ShelteRelax is conceived as a cozy retreat for meditation and for renewing your connection to the earth. It may serve for a rest after a long walk in the nature, or rather as an inspiring setting for thinking, writing, dreaming.
Given the constraints and design challenges such as the physical characteristics of the building site and the allocated budget along with our will to make it eco-friendly, we have drawn inspiration from local history. As a result, our shelter is designed to resemble the dwellings of the indigenous people and, like a wigwam, has a vertical structure so as to allow the gathering around the fire (i.e. the wood stove).
We encourage the use of simple building techniques such as those deployed for building the typical prairie-style house ("Platform frame system") and the thatched houses (mud plaster and foundations with jute bags). Where possible the project maximizes the use of local building materials such as the wood from fallen trees, resin for waterproofing use, as well as natural raw materials such as earth and gravel to build the foundations.
ShelterRelax combines the adventure of a tent with the sophistication of a permanent structure, accommodating a solar electricity system and two windows located strategically for contemplating the landscape.
It consists of a two-story split level structure: the lower level hosts the living room and has a Southward view to the valley; the upper one is a dedicated sleeping area and is characterized by a more intimate and shady environment, with a smaller window facing East.
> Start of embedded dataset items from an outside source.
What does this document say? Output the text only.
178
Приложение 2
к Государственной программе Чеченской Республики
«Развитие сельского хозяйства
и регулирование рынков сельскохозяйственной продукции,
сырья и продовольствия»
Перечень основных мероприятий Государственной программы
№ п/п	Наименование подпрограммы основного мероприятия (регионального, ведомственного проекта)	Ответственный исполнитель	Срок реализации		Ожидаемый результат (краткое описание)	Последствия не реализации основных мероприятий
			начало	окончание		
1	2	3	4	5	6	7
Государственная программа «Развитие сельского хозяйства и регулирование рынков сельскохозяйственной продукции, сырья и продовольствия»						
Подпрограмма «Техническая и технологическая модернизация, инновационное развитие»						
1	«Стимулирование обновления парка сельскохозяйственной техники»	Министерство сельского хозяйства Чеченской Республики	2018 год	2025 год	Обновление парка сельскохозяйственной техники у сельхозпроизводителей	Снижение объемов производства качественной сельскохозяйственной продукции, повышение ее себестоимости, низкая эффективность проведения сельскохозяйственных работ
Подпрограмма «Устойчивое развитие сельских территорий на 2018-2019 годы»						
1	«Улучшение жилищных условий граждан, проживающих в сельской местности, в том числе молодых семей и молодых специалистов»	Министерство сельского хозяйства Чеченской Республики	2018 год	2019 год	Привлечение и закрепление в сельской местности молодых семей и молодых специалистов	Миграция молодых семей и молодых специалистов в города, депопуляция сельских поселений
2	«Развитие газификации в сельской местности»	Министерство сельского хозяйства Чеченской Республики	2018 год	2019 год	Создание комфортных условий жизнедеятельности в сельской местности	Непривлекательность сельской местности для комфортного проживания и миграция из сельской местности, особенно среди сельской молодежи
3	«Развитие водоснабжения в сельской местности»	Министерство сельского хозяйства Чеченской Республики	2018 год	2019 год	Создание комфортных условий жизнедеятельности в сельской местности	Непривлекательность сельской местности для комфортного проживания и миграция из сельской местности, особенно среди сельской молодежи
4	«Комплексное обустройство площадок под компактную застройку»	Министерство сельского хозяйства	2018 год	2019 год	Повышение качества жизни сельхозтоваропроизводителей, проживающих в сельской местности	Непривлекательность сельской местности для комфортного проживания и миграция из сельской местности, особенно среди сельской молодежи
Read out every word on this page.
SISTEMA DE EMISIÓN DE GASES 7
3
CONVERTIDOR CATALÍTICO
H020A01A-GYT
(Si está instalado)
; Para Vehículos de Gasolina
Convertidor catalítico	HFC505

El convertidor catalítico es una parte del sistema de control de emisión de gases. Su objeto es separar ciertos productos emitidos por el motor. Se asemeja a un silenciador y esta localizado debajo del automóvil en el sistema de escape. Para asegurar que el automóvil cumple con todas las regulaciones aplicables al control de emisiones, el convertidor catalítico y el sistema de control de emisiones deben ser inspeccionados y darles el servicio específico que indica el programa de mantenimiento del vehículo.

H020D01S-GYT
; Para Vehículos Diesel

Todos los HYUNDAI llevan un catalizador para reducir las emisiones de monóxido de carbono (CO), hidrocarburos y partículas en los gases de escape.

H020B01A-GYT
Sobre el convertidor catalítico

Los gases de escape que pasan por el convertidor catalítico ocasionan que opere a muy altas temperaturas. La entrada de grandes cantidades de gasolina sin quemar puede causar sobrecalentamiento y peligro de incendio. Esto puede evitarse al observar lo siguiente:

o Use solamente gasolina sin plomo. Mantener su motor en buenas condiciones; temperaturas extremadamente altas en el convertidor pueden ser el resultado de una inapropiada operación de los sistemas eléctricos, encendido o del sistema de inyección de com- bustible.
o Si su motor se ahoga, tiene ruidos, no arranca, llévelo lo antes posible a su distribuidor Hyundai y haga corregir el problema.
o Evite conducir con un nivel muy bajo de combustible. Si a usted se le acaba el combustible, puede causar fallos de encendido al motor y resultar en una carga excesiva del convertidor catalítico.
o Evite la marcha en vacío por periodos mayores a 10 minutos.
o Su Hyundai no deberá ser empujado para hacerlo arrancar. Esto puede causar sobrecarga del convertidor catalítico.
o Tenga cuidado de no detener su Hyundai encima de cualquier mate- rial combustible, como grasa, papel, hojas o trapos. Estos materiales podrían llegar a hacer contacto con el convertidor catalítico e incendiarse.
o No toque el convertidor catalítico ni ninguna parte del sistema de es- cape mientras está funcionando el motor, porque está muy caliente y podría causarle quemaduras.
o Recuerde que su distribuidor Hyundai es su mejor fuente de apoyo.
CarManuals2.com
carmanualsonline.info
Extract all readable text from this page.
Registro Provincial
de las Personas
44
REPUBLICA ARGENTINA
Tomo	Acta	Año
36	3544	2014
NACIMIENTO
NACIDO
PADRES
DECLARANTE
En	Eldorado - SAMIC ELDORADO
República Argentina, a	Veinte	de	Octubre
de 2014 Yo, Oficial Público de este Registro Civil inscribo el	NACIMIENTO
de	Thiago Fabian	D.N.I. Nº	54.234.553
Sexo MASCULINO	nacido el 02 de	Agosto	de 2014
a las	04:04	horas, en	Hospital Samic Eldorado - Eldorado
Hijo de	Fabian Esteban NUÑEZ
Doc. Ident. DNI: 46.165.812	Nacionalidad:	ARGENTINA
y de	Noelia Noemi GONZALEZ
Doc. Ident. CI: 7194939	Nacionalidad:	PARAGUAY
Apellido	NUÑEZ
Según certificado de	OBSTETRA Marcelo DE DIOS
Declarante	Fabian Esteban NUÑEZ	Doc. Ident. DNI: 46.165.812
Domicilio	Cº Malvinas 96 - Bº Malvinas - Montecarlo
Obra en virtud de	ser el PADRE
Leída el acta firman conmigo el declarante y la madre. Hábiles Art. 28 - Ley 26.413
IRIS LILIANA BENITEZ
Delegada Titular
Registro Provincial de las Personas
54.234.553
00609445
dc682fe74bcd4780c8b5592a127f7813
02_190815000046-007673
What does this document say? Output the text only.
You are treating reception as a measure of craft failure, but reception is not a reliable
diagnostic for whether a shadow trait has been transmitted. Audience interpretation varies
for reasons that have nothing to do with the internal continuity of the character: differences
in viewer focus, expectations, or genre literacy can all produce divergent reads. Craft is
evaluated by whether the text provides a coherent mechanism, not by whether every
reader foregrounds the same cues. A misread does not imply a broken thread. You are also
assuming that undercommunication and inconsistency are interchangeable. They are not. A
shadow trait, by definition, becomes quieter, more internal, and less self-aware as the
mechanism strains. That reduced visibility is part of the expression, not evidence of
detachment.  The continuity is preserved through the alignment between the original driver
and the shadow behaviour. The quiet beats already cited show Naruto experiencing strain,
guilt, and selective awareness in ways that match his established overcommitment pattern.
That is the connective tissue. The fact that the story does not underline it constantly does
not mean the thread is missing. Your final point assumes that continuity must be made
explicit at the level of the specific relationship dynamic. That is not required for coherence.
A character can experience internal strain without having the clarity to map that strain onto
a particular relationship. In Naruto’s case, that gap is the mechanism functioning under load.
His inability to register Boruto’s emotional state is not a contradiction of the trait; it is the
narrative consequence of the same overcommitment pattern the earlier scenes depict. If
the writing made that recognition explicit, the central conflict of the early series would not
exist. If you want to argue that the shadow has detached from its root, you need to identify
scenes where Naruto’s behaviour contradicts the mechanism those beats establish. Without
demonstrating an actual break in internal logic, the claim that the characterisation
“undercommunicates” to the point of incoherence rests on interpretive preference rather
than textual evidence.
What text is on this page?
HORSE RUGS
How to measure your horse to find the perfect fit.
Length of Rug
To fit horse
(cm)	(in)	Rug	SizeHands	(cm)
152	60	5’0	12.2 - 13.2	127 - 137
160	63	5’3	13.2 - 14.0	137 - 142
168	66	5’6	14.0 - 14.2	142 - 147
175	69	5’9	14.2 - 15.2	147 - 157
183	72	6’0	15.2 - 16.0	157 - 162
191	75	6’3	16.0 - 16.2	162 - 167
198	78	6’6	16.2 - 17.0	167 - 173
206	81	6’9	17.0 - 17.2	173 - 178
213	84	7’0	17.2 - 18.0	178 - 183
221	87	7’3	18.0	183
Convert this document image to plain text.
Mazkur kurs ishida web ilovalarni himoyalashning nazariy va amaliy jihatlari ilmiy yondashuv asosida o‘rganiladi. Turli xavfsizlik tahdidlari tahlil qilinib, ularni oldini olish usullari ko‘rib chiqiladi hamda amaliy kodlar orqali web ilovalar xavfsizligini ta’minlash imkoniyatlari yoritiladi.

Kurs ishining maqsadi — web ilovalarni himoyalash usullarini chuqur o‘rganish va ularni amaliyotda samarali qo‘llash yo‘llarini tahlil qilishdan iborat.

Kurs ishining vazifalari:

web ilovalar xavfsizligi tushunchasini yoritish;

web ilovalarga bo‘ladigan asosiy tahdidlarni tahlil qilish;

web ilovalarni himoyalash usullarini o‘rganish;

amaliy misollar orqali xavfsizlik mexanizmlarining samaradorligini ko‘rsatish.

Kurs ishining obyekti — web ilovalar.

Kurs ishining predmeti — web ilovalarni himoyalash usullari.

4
The entrance is at an intermediate level, including two storage caves for various equipment and for the location and storage of the PV system associated electronics and batteries.
The building sits on a slight slope (8%) and has an inclined-North wall (i.e. the entrance), incorporating a ladder designed to facilitate the PV system maintenance. A south inclined roof (30%) is designed to accommodate the solar panels.
The ventilated exterior walls consist of 23x5cm wood studs to be placed at 55cm intervals, and of a number of straw-blocks. A 1,8cm OSB panel is used as an internal closing element, whereas protection against exterior influences is ensured through the use of a layer made from clay plaster and a coating made from white pine boards placed horizontally.
Despite the dry soil and its compactness, we have conceived the slab on the ground as resting on a foundation of trunks sharpened and covered with pitch to ensure waterproofing.